Robotics

Conformal prediction enables safe robot navigation without uncertainty assumptions

New framework guarantees risk thresholds even with unknown data distributions

Deep Dive

Safe navigation in dynamic environments typically requires accurate knowledge of uncertainty distributions—a challenging requirement given limited data or imperfect information. To overcome this, researchers Junsik Eom and Tulga Ersal introduce a distribution-free risk-aware model predictive control (RA-MPC) framework. It leverages conformal spectral risk control, an extension of conformal risk control, to produce prediction sets that guarantee spectral risk constraints are satisfied regardless of the true uncertainty distribution. The framework allows users to specify a risk threshold, and the control system statistically ensures compliance even under uncertainty misspecification.

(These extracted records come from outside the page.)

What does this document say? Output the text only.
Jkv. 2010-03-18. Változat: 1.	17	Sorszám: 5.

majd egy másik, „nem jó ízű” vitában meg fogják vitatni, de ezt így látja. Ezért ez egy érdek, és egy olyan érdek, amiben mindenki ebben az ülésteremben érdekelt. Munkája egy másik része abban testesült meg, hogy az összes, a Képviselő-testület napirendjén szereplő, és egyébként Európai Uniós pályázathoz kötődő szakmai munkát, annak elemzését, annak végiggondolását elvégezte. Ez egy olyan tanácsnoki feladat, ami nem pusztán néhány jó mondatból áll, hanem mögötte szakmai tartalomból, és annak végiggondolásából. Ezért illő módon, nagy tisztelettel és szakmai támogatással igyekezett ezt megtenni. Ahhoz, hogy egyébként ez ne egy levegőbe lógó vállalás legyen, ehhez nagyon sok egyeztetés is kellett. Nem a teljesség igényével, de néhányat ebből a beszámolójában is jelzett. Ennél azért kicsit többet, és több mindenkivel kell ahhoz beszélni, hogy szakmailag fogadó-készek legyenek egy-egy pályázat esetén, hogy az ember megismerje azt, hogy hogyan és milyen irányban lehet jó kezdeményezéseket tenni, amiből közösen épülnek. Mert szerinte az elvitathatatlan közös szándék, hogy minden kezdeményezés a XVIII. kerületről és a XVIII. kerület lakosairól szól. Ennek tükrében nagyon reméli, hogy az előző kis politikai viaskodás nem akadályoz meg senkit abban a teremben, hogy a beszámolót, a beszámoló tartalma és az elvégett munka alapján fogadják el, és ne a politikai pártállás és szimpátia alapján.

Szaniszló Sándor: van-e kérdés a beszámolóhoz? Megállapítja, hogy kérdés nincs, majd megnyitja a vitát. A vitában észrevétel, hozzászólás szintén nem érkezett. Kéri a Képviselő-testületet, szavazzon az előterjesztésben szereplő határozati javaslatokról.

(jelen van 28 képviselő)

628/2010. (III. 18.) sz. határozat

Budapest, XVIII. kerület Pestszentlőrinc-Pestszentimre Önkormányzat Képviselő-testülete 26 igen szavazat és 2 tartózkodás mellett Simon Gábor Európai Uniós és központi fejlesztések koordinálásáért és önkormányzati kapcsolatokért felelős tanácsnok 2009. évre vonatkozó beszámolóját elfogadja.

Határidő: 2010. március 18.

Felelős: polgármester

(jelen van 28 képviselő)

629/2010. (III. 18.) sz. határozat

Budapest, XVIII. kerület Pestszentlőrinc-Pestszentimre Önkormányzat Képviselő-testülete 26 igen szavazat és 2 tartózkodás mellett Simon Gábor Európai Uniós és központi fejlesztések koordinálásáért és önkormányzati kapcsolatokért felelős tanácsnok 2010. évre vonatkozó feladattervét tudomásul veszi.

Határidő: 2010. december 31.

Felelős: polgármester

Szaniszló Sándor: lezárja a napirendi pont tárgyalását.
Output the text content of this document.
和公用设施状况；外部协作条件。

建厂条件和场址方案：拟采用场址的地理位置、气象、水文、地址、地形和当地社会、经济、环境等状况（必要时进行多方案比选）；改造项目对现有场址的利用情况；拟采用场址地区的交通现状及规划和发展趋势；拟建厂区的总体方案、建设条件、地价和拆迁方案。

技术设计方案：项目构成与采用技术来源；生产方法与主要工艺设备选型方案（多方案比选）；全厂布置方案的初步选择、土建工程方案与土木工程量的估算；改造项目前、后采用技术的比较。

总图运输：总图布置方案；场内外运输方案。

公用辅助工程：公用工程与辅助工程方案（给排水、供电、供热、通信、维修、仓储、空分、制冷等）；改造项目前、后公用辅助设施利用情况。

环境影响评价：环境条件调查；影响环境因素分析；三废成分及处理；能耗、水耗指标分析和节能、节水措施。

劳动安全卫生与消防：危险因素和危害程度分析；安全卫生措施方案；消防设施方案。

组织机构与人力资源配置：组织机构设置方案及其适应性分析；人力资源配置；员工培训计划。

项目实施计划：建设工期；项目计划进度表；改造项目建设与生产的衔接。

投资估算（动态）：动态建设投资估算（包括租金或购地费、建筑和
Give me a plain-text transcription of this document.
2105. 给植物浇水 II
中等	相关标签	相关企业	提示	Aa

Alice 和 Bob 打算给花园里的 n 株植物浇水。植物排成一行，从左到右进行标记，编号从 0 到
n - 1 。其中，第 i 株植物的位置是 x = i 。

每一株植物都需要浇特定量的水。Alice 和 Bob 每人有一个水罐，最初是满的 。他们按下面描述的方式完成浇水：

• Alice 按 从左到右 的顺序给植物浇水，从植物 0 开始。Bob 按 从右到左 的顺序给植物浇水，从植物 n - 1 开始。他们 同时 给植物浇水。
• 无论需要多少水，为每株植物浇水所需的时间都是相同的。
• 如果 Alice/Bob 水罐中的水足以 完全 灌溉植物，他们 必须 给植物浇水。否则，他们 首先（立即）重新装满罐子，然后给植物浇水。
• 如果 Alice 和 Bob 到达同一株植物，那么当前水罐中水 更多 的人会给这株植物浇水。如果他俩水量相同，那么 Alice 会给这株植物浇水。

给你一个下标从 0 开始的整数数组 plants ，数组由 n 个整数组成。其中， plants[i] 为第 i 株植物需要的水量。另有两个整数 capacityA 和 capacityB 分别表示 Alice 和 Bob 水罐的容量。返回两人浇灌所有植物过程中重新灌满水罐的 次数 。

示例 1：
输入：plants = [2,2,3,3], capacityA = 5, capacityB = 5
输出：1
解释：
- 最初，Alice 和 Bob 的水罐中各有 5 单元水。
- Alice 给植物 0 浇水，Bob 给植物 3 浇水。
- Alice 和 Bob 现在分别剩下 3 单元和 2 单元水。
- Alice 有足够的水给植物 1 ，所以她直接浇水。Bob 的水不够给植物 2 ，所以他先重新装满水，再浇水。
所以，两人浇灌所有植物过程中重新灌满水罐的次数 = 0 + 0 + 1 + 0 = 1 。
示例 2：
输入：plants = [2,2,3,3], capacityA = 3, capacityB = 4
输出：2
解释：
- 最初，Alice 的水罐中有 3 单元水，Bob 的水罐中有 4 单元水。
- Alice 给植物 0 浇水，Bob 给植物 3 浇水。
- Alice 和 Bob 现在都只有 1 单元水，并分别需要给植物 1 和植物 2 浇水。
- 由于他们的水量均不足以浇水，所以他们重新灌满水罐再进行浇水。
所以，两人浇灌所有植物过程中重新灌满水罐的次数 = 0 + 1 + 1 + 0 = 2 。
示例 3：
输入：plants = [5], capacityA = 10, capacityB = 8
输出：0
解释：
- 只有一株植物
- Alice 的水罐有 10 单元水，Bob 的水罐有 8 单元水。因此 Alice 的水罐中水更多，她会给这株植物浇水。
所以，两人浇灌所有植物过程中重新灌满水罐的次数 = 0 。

In simulated vehicle obstacle avoidance tests, the proposed framework outperformed baseline RA-MPC by improving safety margins and reducing computational solve time. This advance is particularly relevant for autonomous systems operating in real-world settings where uncertainty is complex and poorly characterized. By removing the need for distributional assumptions, the method enables more reliable decision-making in robotics, autonomous driving, and other safety-critical applications. The work has been submitted to IEEE Robotics and Automation Letters.

Key Points
  • Framework uses conformal spectral risk control to generate prediction sets without distribution assumptions
  • Empirically validated in vehicle obstacle avoidance, showing improved safety and reduced solve time
  • Guarantees spectral risk constraint satisfaction even when uncertainty model is misspecified

Why It Matters

Enables safer autonomous navigation in real-world environments where uncertainty is unpredictable and data is limited.